Voy a empezar por el epílogo, es decir, por el final. Y es que en él el autor me confirmó lo que creí durante toda la novela: hay una progresión en la madurez del narrador y hay muchos detalles autobiográficos (por ejemplo, la presencia del jazz).
La novela está dividida en tres partes. La primera puede ser un texto en sí mismo (y de hecho lo fue porque se trata de un texto que el autor publicó en una revista varias décadas atrás); la segunda es muy larga, muy profunda y muy rica; y la tercera vendría a ser como la conclusión de la historia. La pluma de Murakami siento que me arrulla, me calma. Leer el libro me produjo paz en más de una ocasión. Está escrito en primera persona aunque nunca conocemos el nombre del protagonista (podemos ser todos) y cuando empieza la novela está enamorado de una chica que tampoco tiene nombre (podemos ser todas). Ambos imaginan una ciudad (que tampoco tiene nombre) y dicha imaginación en algún punto se vuelve real porque es allí donde vuelven a encontrarse. En la primera parte se entremezclan las dos líneas temporales y él le habla a ella. Pero en la segunda parte ella ya no es la destinataria de lo que se está contando y aparecen otros personajes que sí llevan nombre.
¿De qué va la historia? De la existencia. La fe, la eternidad, el tiempo, lo real, lo onírico, la espera, el amor, la soledad, la rutina, las sombras. Todo eso se entremezcla en un relato que, aunque por momentos se torna repetitivo y explicativo en exceso, logra mantener al lector (o por lo menos a mí) en vilo.
En ese juego de los planos, el más acá y el más allá, Murakami crea escenarios extraordinarios inmersos en cuestiones ordinarias. Y, si bien hay misterios que me gustaría descular, me quedo con lo que dice el autor: mucho hay en la vida que no tiene respuesta y la imperfección es parte de todo lo que nos rodea.
Hay que lanzarse a la lectura de este libro entregándose a la historia que este increíble autor creó para nosotros después de horas de reflexión y elaboración sin pedir nada más, ni nada menos, que disfrutar del proceso de lectura.
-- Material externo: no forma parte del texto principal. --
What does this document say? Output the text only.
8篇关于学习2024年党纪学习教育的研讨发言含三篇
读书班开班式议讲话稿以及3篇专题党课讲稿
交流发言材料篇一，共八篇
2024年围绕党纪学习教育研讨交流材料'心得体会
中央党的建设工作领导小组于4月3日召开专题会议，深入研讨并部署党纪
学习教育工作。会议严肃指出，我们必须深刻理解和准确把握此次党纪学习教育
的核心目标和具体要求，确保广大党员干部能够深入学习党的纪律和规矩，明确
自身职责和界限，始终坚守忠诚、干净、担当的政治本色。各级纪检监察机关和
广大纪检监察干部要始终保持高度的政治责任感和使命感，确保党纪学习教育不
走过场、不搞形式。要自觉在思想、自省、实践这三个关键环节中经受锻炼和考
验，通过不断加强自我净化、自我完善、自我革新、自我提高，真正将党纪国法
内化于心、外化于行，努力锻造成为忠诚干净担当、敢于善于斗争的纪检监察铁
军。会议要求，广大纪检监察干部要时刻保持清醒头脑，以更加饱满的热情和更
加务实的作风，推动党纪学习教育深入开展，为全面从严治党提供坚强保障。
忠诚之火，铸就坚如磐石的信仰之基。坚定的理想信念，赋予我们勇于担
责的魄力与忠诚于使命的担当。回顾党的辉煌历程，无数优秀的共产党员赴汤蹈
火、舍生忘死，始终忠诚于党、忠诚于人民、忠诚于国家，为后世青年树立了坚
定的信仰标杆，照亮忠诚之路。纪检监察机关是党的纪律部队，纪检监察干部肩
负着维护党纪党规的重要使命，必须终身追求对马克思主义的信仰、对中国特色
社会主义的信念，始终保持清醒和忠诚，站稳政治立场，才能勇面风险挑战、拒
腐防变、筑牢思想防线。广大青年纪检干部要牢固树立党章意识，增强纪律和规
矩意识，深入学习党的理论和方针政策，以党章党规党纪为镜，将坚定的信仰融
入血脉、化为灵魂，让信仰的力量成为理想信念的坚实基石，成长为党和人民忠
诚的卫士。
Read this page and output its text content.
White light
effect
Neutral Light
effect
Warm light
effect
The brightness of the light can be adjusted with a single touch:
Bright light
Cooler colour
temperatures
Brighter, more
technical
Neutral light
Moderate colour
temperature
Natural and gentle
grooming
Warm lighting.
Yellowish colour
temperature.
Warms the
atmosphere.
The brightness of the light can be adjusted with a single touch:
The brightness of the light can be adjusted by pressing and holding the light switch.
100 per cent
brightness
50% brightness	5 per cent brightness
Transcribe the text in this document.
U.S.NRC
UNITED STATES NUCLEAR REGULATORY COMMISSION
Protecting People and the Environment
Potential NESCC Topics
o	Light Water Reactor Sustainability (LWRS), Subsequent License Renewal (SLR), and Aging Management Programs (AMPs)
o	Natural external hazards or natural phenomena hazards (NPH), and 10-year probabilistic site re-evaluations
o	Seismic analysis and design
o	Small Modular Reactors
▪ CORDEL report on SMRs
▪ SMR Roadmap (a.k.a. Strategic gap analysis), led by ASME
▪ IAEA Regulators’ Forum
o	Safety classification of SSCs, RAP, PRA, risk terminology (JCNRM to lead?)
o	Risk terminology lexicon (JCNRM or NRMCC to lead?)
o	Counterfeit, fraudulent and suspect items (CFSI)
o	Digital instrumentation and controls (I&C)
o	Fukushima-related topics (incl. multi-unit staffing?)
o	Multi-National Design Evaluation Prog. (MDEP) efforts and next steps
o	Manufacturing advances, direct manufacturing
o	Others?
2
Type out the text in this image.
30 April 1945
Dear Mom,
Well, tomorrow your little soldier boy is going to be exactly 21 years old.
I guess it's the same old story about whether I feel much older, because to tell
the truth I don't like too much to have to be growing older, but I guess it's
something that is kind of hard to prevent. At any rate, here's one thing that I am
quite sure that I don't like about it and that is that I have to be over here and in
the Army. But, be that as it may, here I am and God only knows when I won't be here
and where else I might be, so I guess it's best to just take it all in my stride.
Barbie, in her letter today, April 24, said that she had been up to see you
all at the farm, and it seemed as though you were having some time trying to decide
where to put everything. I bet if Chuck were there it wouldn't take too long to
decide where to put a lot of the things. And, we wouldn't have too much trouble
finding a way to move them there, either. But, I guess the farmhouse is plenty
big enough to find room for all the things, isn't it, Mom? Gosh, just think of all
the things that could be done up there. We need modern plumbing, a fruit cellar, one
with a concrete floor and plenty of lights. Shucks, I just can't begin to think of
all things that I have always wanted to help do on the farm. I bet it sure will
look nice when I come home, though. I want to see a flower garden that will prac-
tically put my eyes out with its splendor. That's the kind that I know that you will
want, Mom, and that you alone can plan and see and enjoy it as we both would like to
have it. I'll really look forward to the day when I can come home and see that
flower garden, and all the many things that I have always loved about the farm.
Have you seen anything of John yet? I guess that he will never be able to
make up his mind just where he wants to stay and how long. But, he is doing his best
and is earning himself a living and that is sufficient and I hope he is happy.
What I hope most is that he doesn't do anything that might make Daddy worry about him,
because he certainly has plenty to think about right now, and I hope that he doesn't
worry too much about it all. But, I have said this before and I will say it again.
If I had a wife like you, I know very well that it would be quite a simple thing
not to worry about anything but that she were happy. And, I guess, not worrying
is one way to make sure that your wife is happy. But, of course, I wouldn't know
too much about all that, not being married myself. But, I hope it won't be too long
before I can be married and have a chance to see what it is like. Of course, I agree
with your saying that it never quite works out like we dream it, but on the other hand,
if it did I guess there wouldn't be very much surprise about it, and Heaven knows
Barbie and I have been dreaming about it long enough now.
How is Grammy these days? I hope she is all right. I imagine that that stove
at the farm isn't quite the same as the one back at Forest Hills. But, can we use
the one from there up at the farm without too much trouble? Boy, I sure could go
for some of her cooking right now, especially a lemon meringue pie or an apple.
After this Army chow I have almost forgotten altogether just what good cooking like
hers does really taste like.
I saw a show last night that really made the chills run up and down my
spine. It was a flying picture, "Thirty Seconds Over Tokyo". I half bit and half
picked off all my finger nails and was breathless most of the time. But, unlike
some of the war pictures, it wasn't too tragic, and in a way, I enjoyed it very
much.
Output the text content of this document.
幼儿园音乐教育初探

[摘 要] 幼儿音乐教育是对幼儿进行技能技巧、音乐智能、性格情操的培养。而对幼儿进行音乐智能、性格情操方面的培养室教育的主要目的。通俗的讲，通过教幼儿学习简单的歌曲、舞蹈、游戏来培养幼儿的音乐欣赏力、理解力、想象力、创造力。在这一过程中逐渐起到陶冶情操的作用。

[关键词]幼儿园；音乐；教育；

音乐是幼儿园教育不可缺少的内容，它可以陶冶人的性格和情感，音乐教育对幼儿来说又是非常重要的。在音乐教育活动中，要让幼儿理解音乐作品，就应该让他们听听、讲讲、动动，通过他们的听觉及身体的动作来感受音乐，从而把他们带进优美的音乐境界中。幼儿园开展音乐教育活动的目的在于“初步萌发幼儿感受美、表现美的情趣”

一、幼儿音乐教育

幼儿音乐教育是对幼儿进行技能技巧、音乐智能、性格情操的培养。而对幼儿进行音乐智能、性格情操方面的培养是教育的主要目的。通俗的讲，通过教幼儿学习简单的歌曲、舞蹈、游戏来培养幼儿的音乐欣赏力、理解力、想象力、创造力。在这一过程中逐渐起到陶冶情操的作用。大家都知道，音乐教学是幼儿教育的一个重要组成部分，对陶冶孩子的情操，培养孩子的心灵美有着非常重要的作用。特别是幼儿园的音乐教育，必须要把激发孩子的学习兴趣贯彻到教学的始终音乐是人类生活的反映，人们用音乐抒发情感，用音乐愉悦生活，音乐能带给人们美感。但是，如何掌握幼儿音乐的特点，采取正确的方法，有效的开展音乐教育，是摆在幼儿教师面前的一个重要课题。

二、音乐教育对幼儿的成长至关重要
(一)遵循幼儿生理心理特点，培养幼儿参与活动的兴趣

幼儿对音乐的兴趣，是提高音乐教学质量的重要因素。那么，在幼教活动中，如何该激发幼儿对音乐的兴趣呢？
De hecho una de las frases que más me gustaron de la novela fue esta: «Me vino entonces a la cabeza la imagen de una mariposa que trata de extraer todo el néctar de una flor. Eso es beneficioso tanto para la mariposa como para la flor: la primera obtiene su alimento y la segunda recibe ayuda para la polinización. Una relación simbiótica en la que no existe perjuicio posible. Eso es lo bueno del lector.».